Proper signature or execution
After you approve a contract, you should always ensure proper closure of the contract negotiation by signing or executing it correctly and ensuring that the other party does the same. Statutes and your company’s governing documents dictate how contracts from your company should be signed or executed.
For example, to be enforceable, contracts for the transfer of land should be in writing, signed by all the parties and witnessed by a third party. Where a company is involved, the land contract can be signed by an authorised representative who has been given this power under a registered power of attorney. Alternatively, the company could affix its common seal as set out by the company’s governing documents.
To ascertain the mode of signature or execution required for your company and for the most common types of contracts you come across, please confirm with your lawyer in advance. In some instances, the existence of a correctly signed contract determines whether the law will recognise the agreement and grant relief in case of default by one party. On the other hand, even where not legally required, a fully signed agreement acts as stronger evidence in court.

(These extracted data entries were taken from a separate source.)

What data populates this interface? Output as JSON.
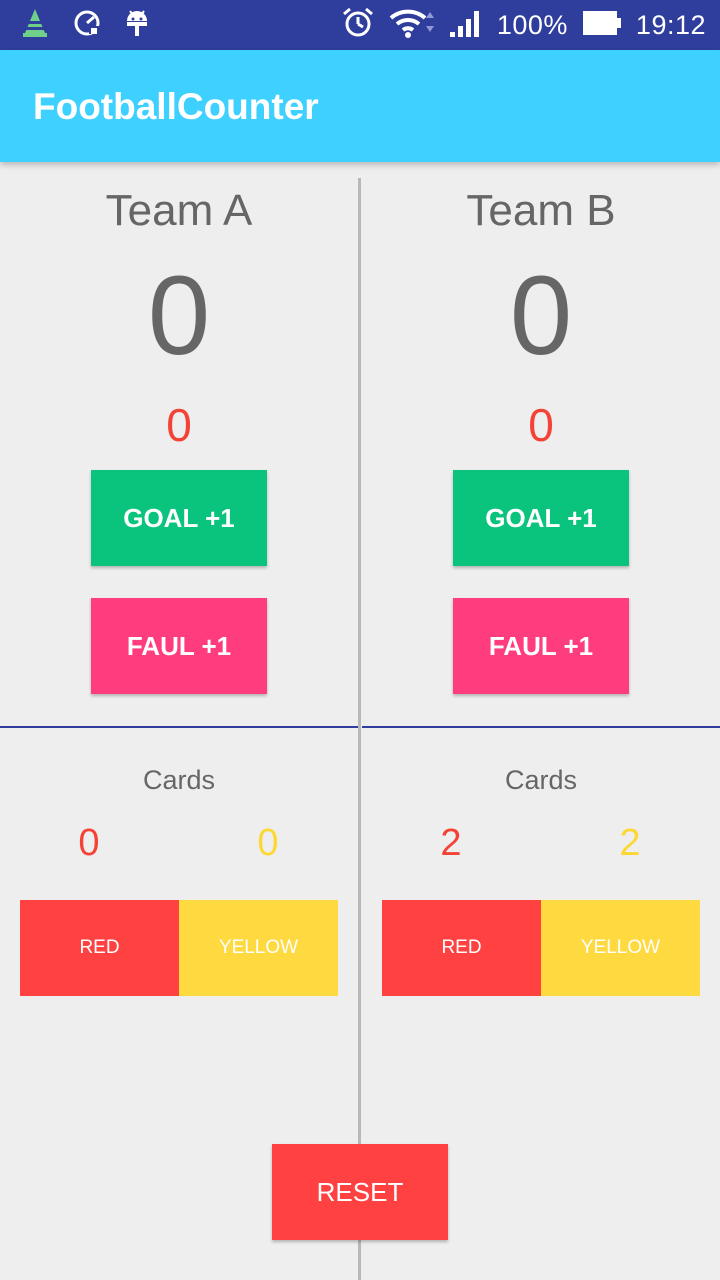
{
  "status_bar": {
    "battery": "100%",
    "time": "19:12",
    "icons": [
      "cone-app-icon",
      "speed-wrench-icon",
      "android-debug-icon",
      "alarm-icon",
      "wifi-icon",
      "signal-icon",
      "battery-icon"
    ]
  },
  "app_bar": {
    "title": "FootballCounter"
  },
  "team_a": {
    "name": "Team A",
    "score": "0",
    "fouls": "0",
    "goal_label": "GOAL +1",
    "faul_label": "FAUL +1",
    "cards_title": "Cards",
    "red_count": "0",
    "yellow_count": "0",
    "red_label": "RED",
    "yellow_label": "YELLOW"
  },
  "team_b": {
    "name": "Team B",
    "score": "0",
    "fouls": "0",
    "goal_label": "GOAL +1",
    "faul_label": "FAUL +1",
    "cards_title": "Cards",
    "red_count": "2",
    "yellow_count": "2",
    "red_label": "RED",
    "yellow_label": "YELLOW"
  },
  "reset_label": "RESET",
  "colors": {
    "status_bar": "#2f3d9c",
    "app_bar": "#3ed1ff",
    "goal": "#0ac47e",
    "faul": "#ff3c7e",
    "red_card": "#ff4141",
    "yellow_card": "#ffd940",
    "foul_text": "#f44336",
    "yellow_text": "#fdd835"
  }
}
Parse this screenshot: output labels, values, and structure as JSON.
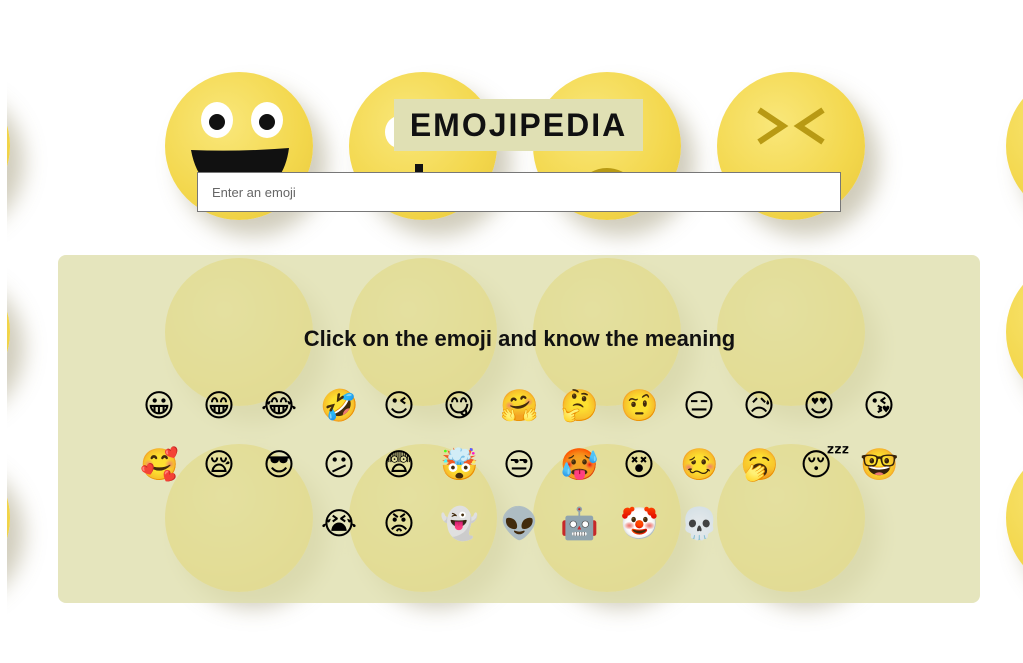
{
  "header": {
    "title": "EMOJIPEDIA"
  },
  "search": {
    "placeholder": "Enter an emoji",
    "value": ""
  },
  "panel": {
    "heading": "Click on the emoji and know the meaning",
    "emoji_rows": [
      [
        "😀",
        "😁",
        "😂",
        "🤣",
        "😉",
        "😋",
        "🤗",
        "🤔",
        "🤨",
        "😑",
        "😥",
        "😍",
        "😘"
      ],
      [
        "🥰",
        "😪",
        "😎",
        "😕",
        "😨",
        "🤯",
        "😒",
        "🥵",
        "😵",
        "🥴",
        "🥱",
        "😴",
        "🤓"
      ],
      [
        "😭",
        "😡",
        "👻",
        "👽",
        "🤖",
        "🤡",
        "💀"
      ]
    ]
  },
  "background": {
    "icon": "emoji-faces-wallpaper",
    "face_color": "#f3d74c",
    "panel_color": "#deDEAA"
  }
}
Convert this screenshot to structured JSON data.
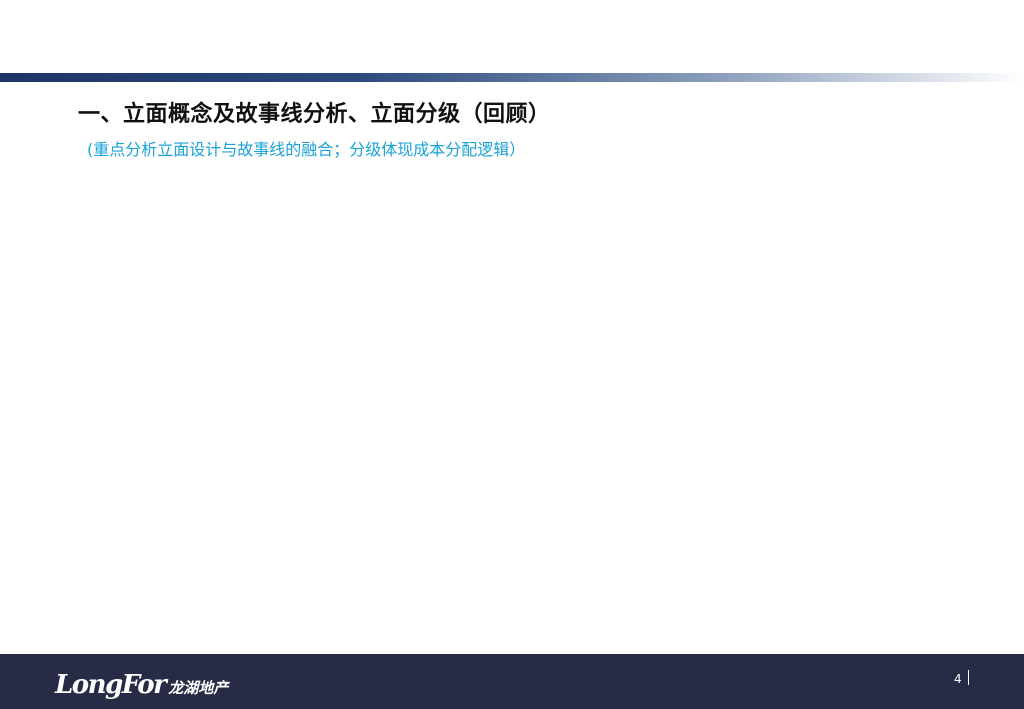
{
  "slide": {
    "title": "一、立面概念及故事线分析、立面分级（回顾）",
    "subtitle": "(重点分析立面设计与故事线的融合；分级体现成本分配逻辑）"
  },
  "footer": {
    "logo_wordmark": "LongFor",
    "logo_cn": "龙湖地产",
    "page_number": "4"
  },
  "colors": {
    "header_bar": "#1c3566",
    "subtitle": "#1aa3d9",
    "footer_bg": "#272b46"
  }
}
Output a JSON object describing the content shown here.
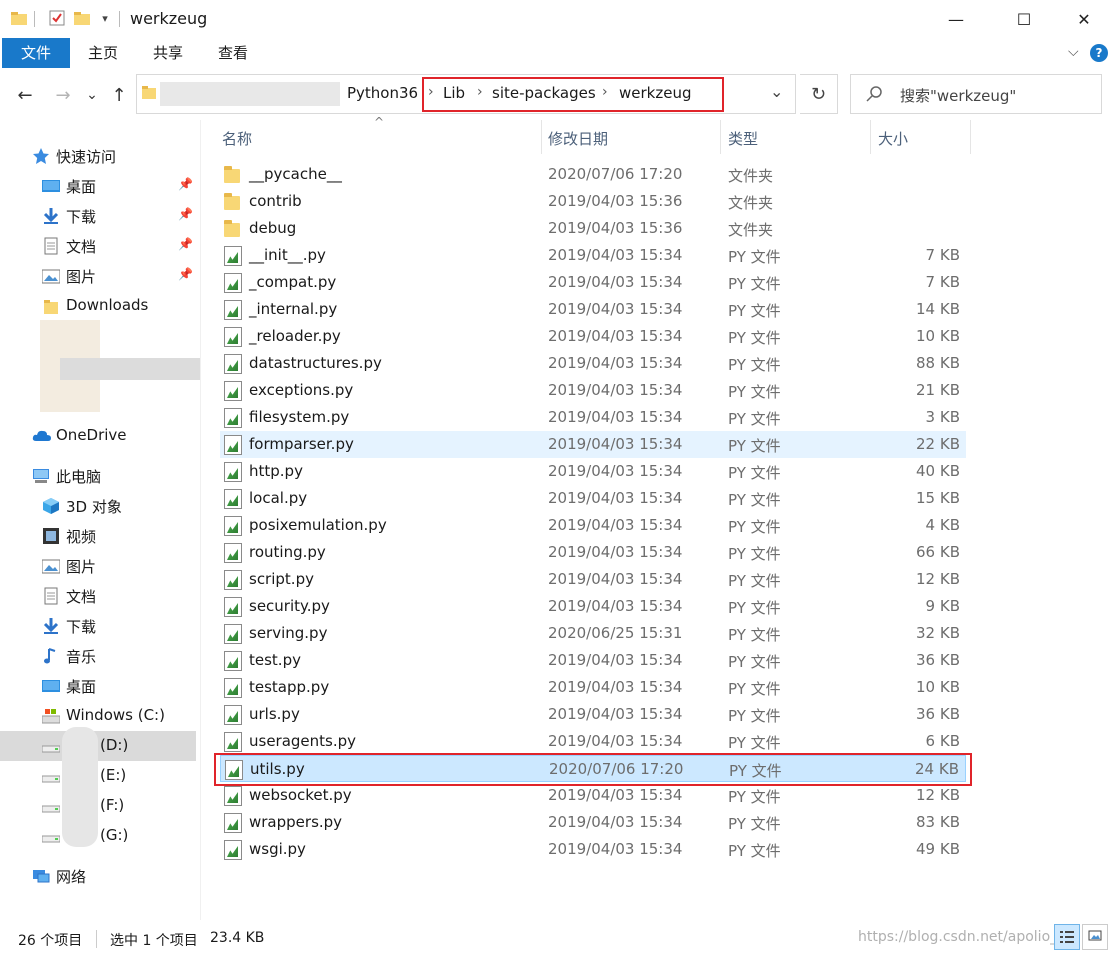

Remember that a contract exists to capture the commercial relationship between yourself and another party and to protect your interests in the worst-case scenario where a deal falls through. So, in reading any contract, the intention of safeguarding your commercial interests should colour your reading. Always ask yourself whether a particular provision protects or exposes your business. Does it penalise or reward you? And are you willing to live with it if all goes wrong? Having made these basic judgements about the first three points above, engage your lawyer for scrutiny of the finer details. Finally, if you and your lawyer approve of the contract, proceed to correctly sign or execute it and keep it in safe custody.